Mann von gestern
Nach der Begnadigung von Michail Chodorkowski: Der Chefreporter der Abendzeitung, Matthias Maus, über Humanität à la Putin.
Wie kann man sich nicht freuen darüber, dass ein Sohn noch einmal seine sterbenskranke Mutter sehen kann? Schön für Michail Chodorkowski, dass er endlich begnadigt wird. Und doch ist der scheinbar so humane Akt von Wladimir Putin das Gegenteil einer großmütigen Geste. Es ist eine kalte, berechnende Machtdemonstration.
Der Kreml-Herr handelt nach Gutsherren-Art, er gibt sich nicht einmal die Mühe, seine Motive zu verschleiern. Bald sind die Olympischen Spiele in Sotschi, und das Gastgeberland verströmt den Charme von Stacheldraht in Sibirien. In der Vorweihnachtszeit die Aktivistinnen von Pussy Riot auf freien Fuß setzen, die Greenpeace-Aktivisten und dann noch seinen ärgsten Widersacher: Das sieht doch gut aus! Sieht es nicht.
Putin herrscht in einem Staat, der Umweltaktivisten und Homosexuelle kriminalisiert, der junge Künsterinnen ins Arbeitslager sperrt und politische Gegner so lange mit Prozessen überzieht, bis sie sich demütigen lassen. „Selbstkritik“, hieß das in der Sowjet-Zeit, Putins russische Staatsmacht hat ihr Handwerk nicht verlernt.

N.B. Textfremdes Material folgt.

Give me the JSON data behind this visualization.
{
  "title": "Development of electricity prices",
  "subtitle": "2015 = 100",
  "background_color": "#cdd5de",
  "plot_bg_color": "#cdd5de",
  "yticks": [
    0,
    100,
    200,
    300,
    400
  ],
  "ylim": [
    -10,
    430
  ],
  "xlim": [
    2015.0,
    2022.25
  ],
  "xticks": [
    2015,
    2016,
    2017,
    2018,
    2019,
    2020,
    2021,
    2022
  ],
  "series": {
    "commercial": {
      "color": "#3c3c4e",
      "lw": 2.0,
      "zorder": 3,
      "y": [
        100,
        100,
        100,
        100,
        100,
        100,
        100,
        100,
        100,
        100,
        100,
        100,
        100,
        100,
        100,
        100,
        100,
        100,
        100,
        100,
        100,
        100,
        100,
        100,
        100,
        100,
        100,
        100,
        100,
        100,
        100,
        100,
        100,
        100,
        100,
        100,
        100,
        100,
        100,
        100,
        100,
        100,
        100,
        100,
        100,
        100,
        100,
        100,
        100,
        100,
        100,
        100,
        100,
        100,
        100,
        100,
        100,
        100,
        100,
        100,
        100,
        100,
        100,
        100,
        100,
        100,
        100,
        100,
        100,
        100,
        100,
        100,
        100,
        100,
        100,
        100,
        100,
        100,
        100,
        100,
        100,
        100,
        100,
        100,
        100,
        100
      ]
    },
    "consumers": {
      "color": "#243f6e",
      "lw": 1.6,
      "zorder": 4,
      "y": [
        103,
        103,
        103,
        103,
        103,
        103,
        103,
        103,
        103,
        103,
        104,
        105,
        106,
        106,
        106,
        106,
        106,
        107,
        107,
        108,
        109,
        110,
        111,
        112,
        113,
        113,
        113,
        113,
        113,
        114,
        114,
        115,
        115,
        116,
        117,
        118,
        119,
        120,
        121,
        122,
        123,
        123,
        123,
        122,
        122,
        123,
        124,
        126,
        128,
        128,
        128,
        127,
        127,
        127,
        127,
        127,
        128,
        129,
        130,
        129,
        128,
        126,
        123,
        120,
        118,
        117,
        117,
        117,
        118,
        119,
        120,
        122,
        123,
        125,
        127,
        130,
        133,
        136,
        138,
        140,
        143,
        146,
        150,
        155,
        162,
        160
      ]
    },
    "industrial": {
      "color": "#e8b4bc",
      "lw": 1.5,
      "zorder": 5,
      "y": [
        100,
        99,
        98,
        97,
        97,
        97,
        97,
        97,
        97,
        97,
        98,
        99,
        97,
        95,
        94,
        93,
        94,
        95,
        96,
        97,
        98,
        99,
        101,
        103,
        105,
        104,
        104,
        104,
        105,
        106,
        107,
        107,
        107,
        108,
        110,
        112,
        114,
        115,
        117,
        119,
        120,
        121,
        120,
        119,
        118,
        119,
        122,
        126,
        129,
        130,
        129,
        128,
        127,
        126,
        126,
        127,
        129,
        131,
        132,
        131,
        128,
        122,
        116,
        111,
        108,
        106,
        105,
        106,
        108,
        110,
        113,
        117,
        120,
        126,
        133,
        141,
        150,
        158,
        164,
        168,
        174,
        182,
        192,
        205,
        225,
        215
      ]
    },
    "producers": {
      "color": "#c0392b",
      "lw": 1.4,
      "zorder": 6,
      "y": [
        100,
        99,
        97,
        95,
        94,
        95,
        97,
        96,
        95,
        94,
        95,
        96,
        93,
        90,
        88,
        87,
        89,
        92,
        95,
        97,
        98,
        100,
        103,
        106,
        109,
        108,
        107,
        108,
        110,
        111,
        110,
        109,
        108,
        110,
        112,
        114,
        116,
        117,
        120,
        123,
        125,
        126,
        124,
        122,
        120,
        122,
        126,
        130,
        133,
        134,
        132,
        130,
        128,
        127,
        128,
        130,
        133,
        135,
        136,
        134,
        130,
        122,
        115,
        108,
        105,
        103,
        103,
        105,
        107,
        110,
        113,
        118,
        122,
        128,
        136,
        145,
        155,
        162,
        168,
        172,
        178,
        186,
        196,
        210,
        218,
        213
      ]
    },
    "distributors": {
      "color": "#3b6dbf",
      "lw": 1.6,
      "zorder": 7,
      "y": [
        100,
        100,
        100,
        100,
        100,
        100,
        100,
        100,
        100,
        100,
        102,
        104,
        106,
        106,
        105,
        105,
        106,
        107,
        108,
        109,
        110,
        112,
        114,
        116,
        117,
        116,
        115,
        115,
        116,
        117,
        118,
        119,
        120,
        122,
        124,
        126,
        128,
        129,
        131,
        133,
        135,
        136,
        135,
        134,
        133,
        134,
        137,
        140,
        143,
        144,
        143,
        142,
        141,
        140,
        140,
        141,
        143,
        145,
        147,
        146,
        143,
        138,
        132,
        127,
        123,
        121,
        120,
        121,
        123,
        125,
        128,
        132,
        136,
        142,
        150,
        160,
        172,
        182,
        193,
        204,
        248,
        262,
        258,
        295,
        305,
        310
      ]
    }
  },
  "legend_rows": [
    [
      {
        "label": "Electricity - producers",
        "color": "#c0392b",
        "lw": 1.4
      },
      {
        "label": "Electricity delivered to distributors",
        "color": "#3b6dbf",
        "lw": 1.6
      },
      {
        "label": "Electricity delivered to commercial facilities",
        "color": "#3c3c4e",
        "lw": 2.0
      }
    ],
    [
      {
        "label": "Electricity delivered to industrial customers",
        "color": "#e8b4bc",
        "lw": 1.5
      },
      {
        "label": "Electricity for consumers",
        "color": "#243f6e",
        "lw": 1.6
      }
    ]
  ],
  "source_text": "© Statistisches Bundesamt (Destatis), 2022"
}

Es ist ein entwürdigendes Schauspiel, und es kann einem angst und bange werden. In der Ukraine versucht der Kreml, das Rad der Geschichte wieder zurückzudrehen. Sowjet-Träume werden mit Sowjet-Methoden verfolgt. Putin versucht sich als starker Mann. Wie lange das Erfolg hat, ist unklar. Klar ist: Ein Mann von gestern ist er schon jetzt.